More details about AMD Llano
Here is an interview with Samuel Naffziger from AMD which should shed some more light on AMD Llano:
http://www.insidehw.com/Editorials/I...sing-Unit.html
There is also this interview with Rick Bergman:
http://www.insidehw.com/Editorials/I...rd-Market.html
Re: More details about AMD Llano
Bit confused here.
So effectively, they're promising something along the lines of what we would've had if Intel had put a working Larrabee into the Clarkdale?
Re: More details about AMD Llano
yes but it will be built in to the die instead of intels approach on popping a seperate die on the package, so in effect they will going the same way as the math co-processor and L2 cache both were off die and then moved on die
Re: More details about AMD Llano
I think the maths co-processor comparison is a very valid one: iirc the new CPU core does away with a lot of the floating point units and will pass heavy flops work to the embedded GPU to deal with instead. I believe Larrabee was meant to be some kind of fusion of x86 instructions and stream processing, but (as we know) that got shelved - AMD are taking the stream knowledge from their graphics cores and adding it to an x86 CPU (kind of coming at it from the reverse direction to Intel).
Everyone seems to forget, however, that Intel have already fused a CPU, GPU and memory controller on one piece of silicon with the new Atoms. So I'm not sure how that differs from what AMD are trying to do... *shrug* :confused:
Re: More details about AMD Llano
Quote:
Intel have already fused a CPU, GPU and memory controller on one piece of silicon with the new Atoms. So I'm not sure how that differs from what AMD are trying to do
I think the difference is that the GPU in atom is low end and amd is trying mid to high end in theirs
Re: More details about AMD Llano
Quote:
Originally Posted by
scaryjim
I think the maths co-processor comparison is a very valid one: iirc the new CPU core does away with a lot of the floating point units and will pass heavy flops work to the embedded GPU to deal with instead. I believe Larrabee was meant to be some kind of fusion of x86 instructions and stream processing, but (as we know) that got shelved - AMD are taking the stream knowledge from their graphics cores and adding it to an x86 CPU (kind of coming at it from the reverse direction to Intel).
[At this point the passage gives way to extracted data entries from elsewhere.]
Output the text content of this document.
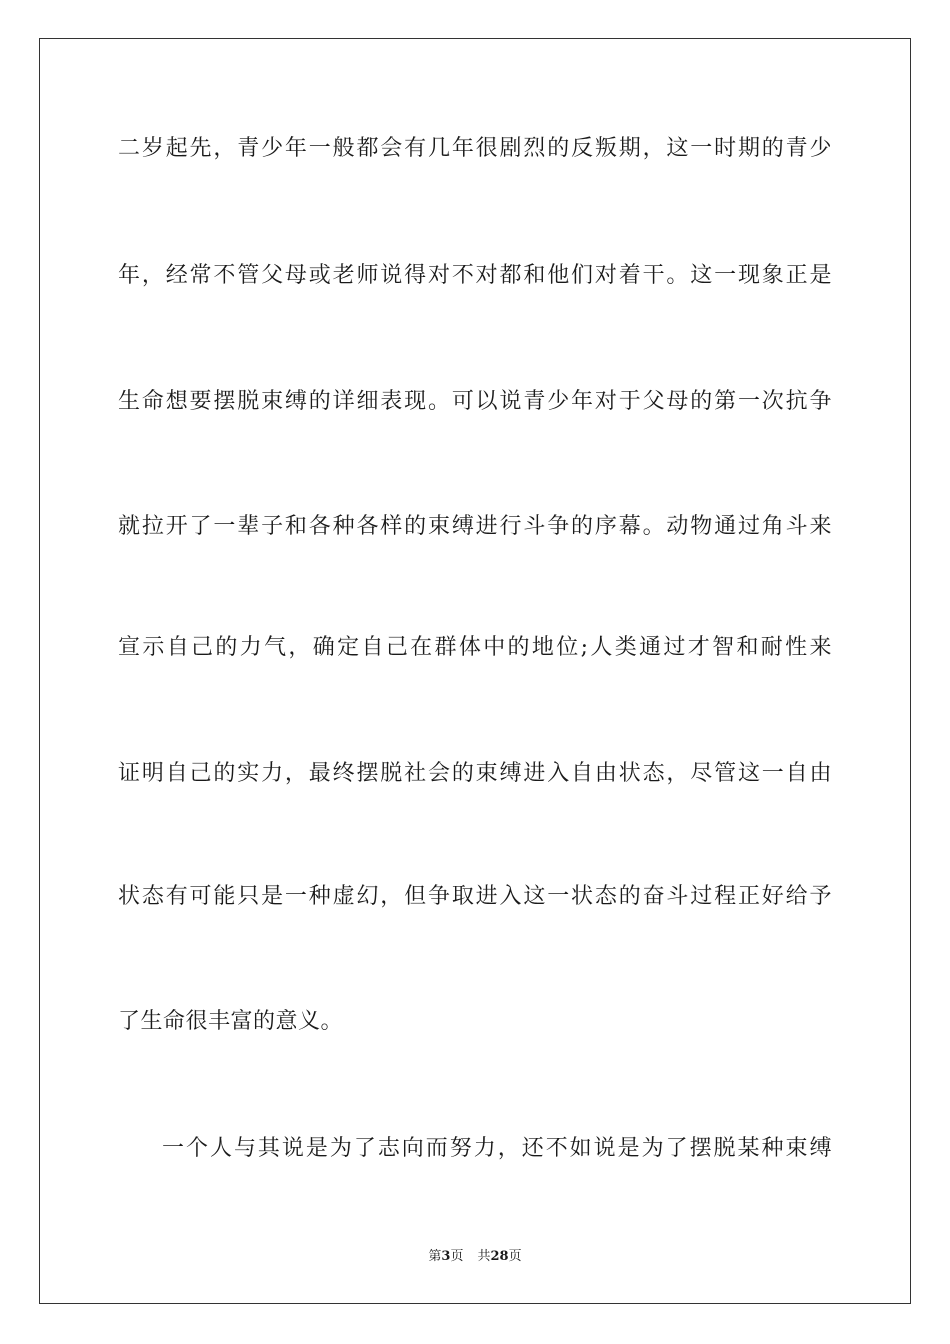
二岁起先，青少年一般都会有几年很剧烈的反叛期，这一时期的青少
年，经常不管父母或老师说得对不对都和他们对着干。这一现象正是
生命想要摆脱束缚的详细表现。可以说青少年对于父母的第一次抗争
就拉开了一辈子和各种各样的束缚进行斗争的序幕。动物通过角斗来
宣示自己的力气，确定自己在群体中的地位;人类通过才智和耐性来
证明自己的实力，最终摆脱社会的束缚进入自由状态，尽管这一自由
状态有可能只是一种虚幻，但争取进入这一状态的奋斗过程正好给予
了生命很丰富的意义。
一个人与其说是为了志向而努力，还不如说是为了摆脱某种束缚
第3页 共28页
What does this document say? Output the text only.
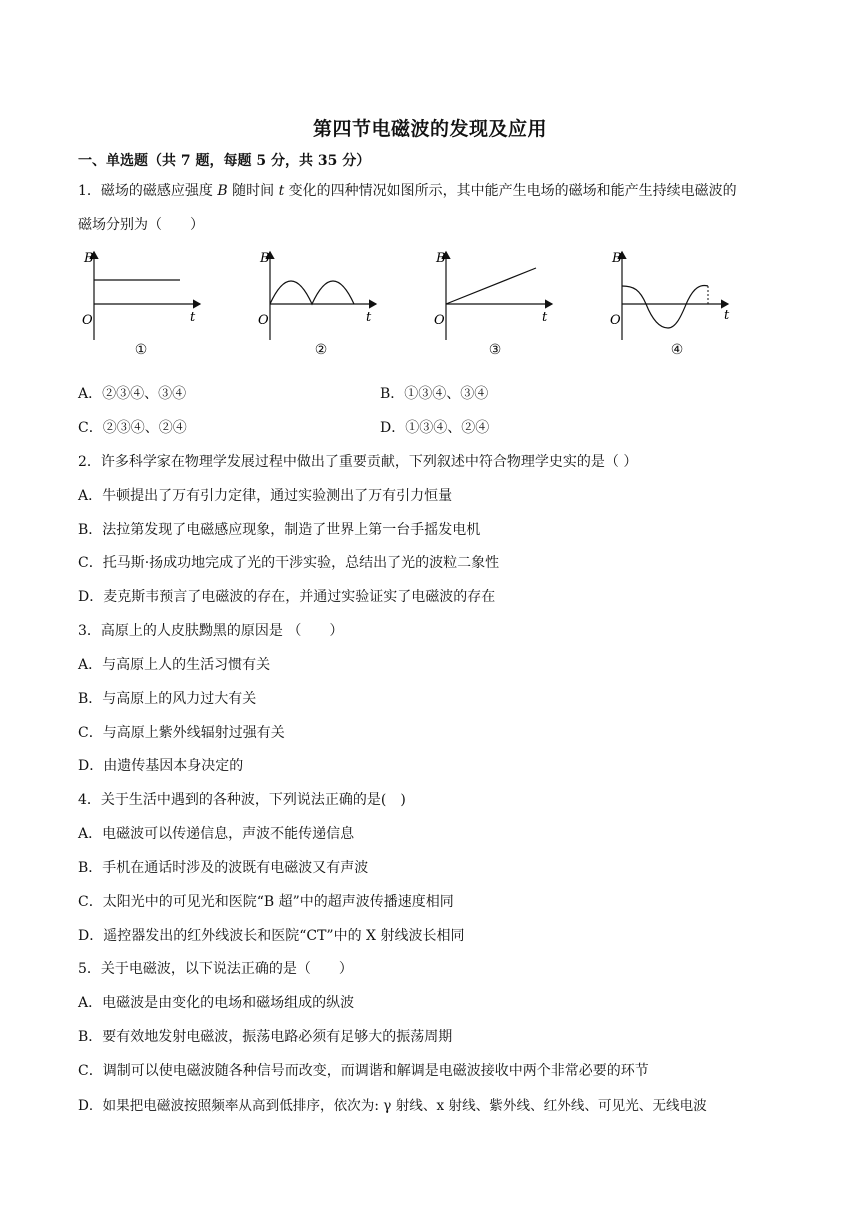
第四节电磁波的发现及应用
一、单选题（共 7 题，每题 5 分，共 35 分）
1．磁场的磁感应强度 B 随时间 t 变化的四种情况如图所示，其中能产生电场的磁场和能产生持续电磁波的
磁场分别为（　　）
B
t
O
①
B
t
O
②
B
t
O
③
B
t
O
④
A．②③④、③④	B．①③④、③④
C．②③④、②④	D．①③④、②④
2．许多科学家在物理学发展过程中做出了重要贡献，下列叙述中符合物理学史实的是（ ）
A．牛顿提出了万有引力定律，通过实验测出了万有引力恒量
B．法拉第发现了电磁感应现象，制造了世界上第一台手摇发电机
C．托马斯·扬成功地完成了光的干涉实验，总结出了光的波粒二象性
D．麦克斯韦预言了电磁波的存在，并通过实验证实了电磁波的存在
3．高原上的人皮肤黝黑的原因是 （　　）
A．与高原上人的生活习惯有关
B．与高原上的风力过大有关
C．与高原上紫外线辐射过强有关
D．由遗传基因本身决定的
4．关于生活中遇到的各种波，下列说法正确的是(　)
A．电磁波可以传递信息，声波不能传递信息
B．手机在通话时涉及的波既有电磁波又有声波
C．太阳光中的可见光和医院“B 超”中的超声波传播速度相同
D．遥控器发出的红外线波长和医院“CT”中的 X 射线波长相同
5．关于电磁波，以下说法正确的是（　　）
A．电磁波是由变化的电场和磁场组成的纵波
B．要有效地发射电磁波，振荡电路必须有足够大的振荡周期
C．调制可以使电磁波随各种信号而改变，而调谐和解调是电磁波接收中两个非常必要的环节
D．如果把电磁波按照频率从高到低排序，依次为: γ 射线、x 射线、紫外线、红外线、可见光、无线电波
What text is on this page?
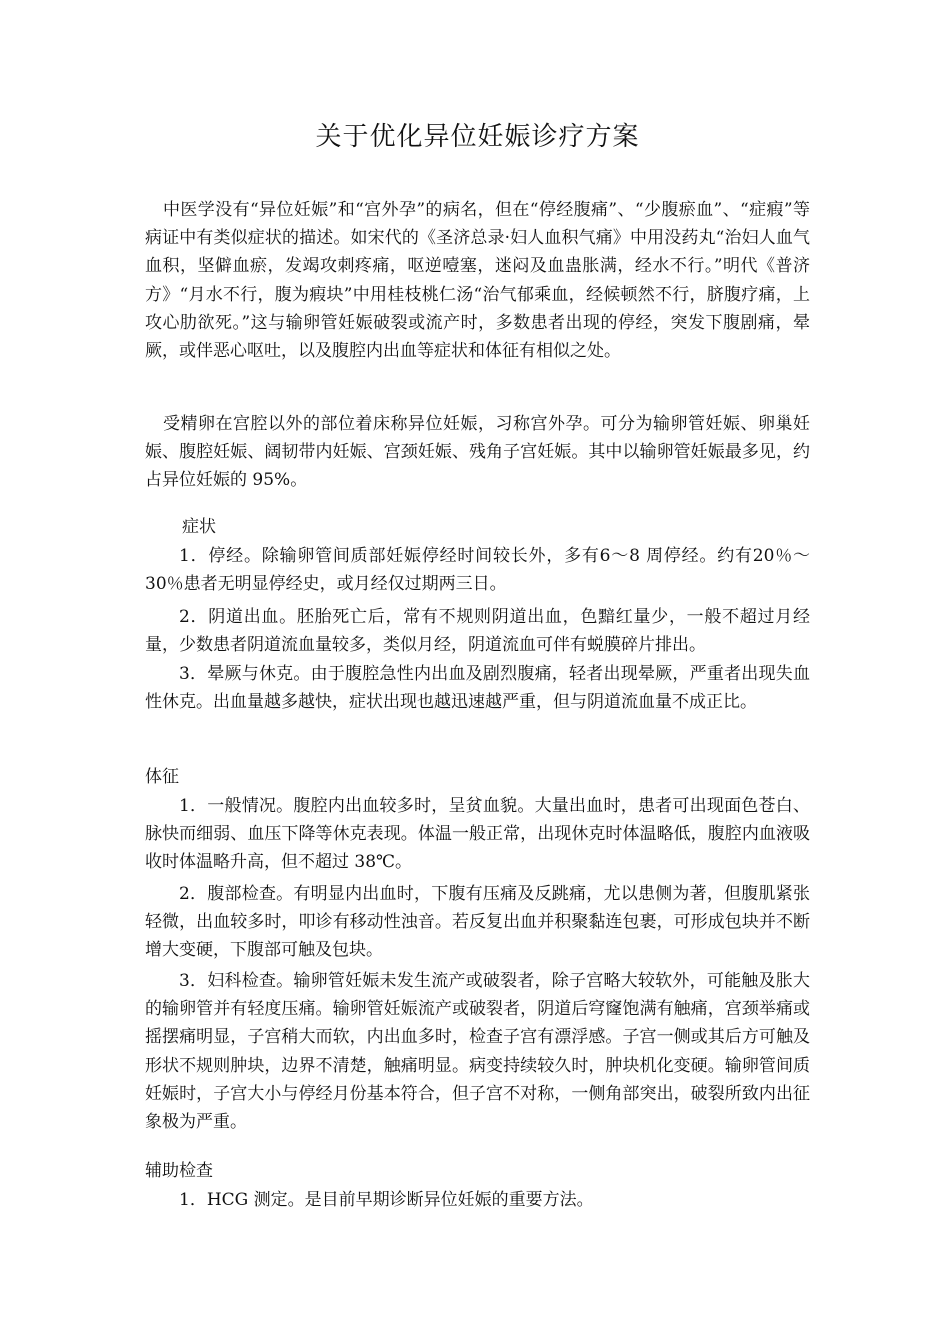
关于优化异位妊娠诊疗方案

中医学没有“异位妊娠”和“宫外孕”的病名，但在“停经腹痛”、“少腹瘀血”、“症瘕”等病证中有类似症状的描述。如宋代的《圣济总录·妇人血积气痛》中用没药丸“治妇人血气血积，坚僻血瘀，发竭攻刺疼痛，呕逆噎塞，迷闷及血蛊胀满，经水不行。”明代《普济方》“月水不行，腹为瘕块”中用桂枝桃仁汤“治气郁乘血，经候顿然不行，脐腹疗痛，上攻心肋欲死。”这与输卵管妊娠破裂或流产时，多数患者出现的停经，突发下腹剧痛，晕厥，或伴恶心呕吐，以及腹腔内出血等症状和体征有相似之处。

受精卵在宫腔以外的部位着床称异位妊娠，习称宫外孕。可分为输卵管妊娠、卵巢妊娠、腹腔妊娠、阔韧带内妊娠、宫颈妊娠、残角子宫妊娠。其中以输卵管妊娠最多见，约占异位妊娠的 95%。

症状

1．停经。除输卵管间质部妊娠停经时间较长外，多有6～8 周停经。约有20％～30％患者无明显停经史，或月经仅过期两三日。

2．阴道出血。胚胎死亡后，常有不规则阴道出血，色黯红量少，一般不超过月经量，少数患者阴道流血量较多，类似月经，阴道流血可伴有蜕膜碎片排出。

3．晕厥与休克。由于腹腔急性内出血及剧烈腹痛，轻者出现晕厥，严重者出现失血性休克。出血量越多越快，症状出现也越迅速越严重，但与阴道流血量不成正比。

体征

1．一般情况。腹腔内出血较多时，呈贫血貌。大量出血时，患者可出现面色苍白、脉快而细弱、血压下降等休克表现。体温一般正常，出现休克时体温略低，腹腔内血液吸收时体温略升高，但不超过 38℃。

2．腹部检查。有明显内出血时，下腹有压痛及反跳痛，尤以患侧为著，但腹肌紧张轻微，出血较多时，叩诊有移动性浊音。若反复出血并积聚黏连包裹，可形成包块并不断增大变硬，下腹部可触及包块。

3．妇科检查。输卵管妊娠未发生流产或破裂者，除子宫略大较软外，可能触及胀大的输卵管并有轻度压痛。输卵管妊娠流产或破裂者，阴道后穹窿饱满有触痛，宫颈举痛或摇摆痛明显，子宫稍大而软，内出血多时，检查子宫有漂浮感。子宫一侧或其后方可触及形状不规则肿块，边界不清楚，触痛明显。病变持续较久时，肿块机化变硬。输卵管间质妊娠时，子宫大小与停经月份基本符合，但子宫不对称，一侧角部突出，破裂所致内出征象极为严重。

辅助检查

1．HCG 测定。是目前早期诊断异位妊娠的重要方法。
Everyone seems to forget, however, that Intel have already fused a CPU, GPU and memory controller on one piece of silicon with the new Atoms. So I'm not sure how that differs from what AMD are trying to do... *shrug* :confused:
From my understanding, the Atom is a northbridge design placed next to an Atom CPU design on the same piece of silicon, such that they even still have an FSB between the two silicon halves (albeit a very short one so it aught to go like the clappers).